System: Xbox 360 (also on PS3, PC and Mac)
Genre: First Person Shooter
Publisher: 2K Games
Developer: 2K Marin
Release Date: February 9, 2010
I purchased an Xbox 360 late in 2008, and one of the very first games I played was BioShock. I was smitten right away. Crashing in the middle of the Atlantic Ocean and discovering the idealistic world of Rapture hidden underwater was unlike anything I had ever experienced. Critics and gamers alike had similar reactions, and its success meant a sequel was inevitable. Despite BioShock 2 (BS2) being released in 2010, I never got the chance to play it until recently (largely thanks to Microsoft putting this on sale for $10 last week).
As soon as I began my BS2 campaign, a flood of memories came rushing back. I didn’t realize how much I missed Rapture and its bizarre 1960s setting. Even though it had been years since I last entered this underwater dystopia, it felt like I never left. Everything was so familiar.
Set eight years after the end of BioShock, this time around you get to play as a Big Daddy, the large (and dangerous) protectors of Little Sisters. I was initially apprehensive about being able to play as one of the most-feared enemies from the first game, but my worries were quickly put to rest. The Big Daddy isn’t overpowered at all, and he has access to the same weaponry and plasmids as the previous protagonist.
Basically, everything you know and love from the first game is back again. The haunting atmosphere, the ability to harvest/rescue Little Sisters, the frenzied enemy “splicers”, the copious plasmids (including access to the Big Daddy’s drill) and gene tonic power-ups. Looting corpses and safes for ammo, cash and ADAM (the game’s version of XP) is still commonplace. It’s all there.
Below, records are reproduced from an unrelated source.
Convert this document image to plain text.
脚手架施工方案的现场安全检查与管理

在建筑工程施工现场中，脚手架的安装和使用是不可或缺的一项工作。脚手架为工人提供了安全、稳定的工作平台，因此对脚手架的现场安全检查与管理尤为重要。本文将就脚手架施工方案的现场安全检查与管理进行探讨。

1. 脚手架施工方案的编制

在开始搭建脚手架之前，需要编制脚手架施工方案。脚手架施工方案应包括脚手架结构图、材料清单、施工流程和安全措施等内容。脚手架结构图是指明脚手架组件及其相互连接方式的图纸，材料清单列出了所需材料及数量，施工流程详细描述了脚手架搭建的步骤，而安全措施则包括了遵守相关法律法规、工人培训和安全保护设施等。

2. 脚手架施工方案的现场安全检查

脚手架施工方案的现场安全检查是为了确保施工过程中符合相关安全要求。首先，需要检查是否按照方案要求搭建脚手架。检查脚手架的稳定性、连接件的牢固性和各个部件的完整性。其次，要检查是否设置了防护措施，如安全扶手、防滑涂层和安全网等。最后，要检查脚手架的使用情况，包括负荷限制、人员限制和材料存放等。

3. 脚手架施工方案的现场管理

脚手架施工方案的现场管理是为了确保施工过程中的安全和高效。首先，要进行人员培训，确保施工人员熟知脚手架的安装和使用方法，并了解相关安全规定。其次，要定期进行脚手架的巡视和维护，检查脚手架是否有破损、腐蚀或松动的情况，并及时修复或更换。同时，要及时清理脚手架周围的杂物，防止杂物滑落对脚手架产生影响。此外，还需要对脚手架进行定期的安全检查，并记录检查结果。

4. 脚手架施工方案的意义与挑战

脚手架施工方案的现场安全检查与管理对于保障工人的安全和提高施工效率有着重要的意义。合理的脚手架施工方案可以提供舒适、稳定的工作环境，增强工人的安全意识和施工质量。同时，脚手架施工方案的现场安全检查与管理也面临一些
Being more of the same is a double-edged sword with BioShock 2. Part of what made the original so alluring was the sense of discovery — Rapture was a new and exciting place with so much to see. Now that we are familiar with the locale, it has lost a bit of its “wow” factor. More could have been done to expand upon the first game. At the same time, it’s great to return to such a unique world and play through the perspective of a different character.
Undoubtedly the biggest difference between the two games doesn’t come from the single player campaign, but rather the addition of a new multiplayer mode. Much like playing the role of a Big Daddy, I was skeptical of this inclusion. BioShock was a tremendous single player experience — was multiplayer really necessary?
The answer is still no, but the multiplayer is surprisingly well-executed. This mode is tied in wonderfully with the game’s universe, and it offers a fun diversion from the main content. It’s pretty basic stuff — the XP system gives access to new plasmids, weapons, etc. as you progress — but the addition of random Big Daddy suits during matches adds an interesting element to the gameplay. The online feature isn’t a particularly deep mode but it does complement the campaign quite nicely.
Between the two modes, I put in a good 15 hours into BioShock 2, and I quite enjoyed my time with the game overall. Sure, it’s more of the same, but there really isn’t anything like the world of Rapture. I will be happy to come back once again for next year’s BioShock Infinite.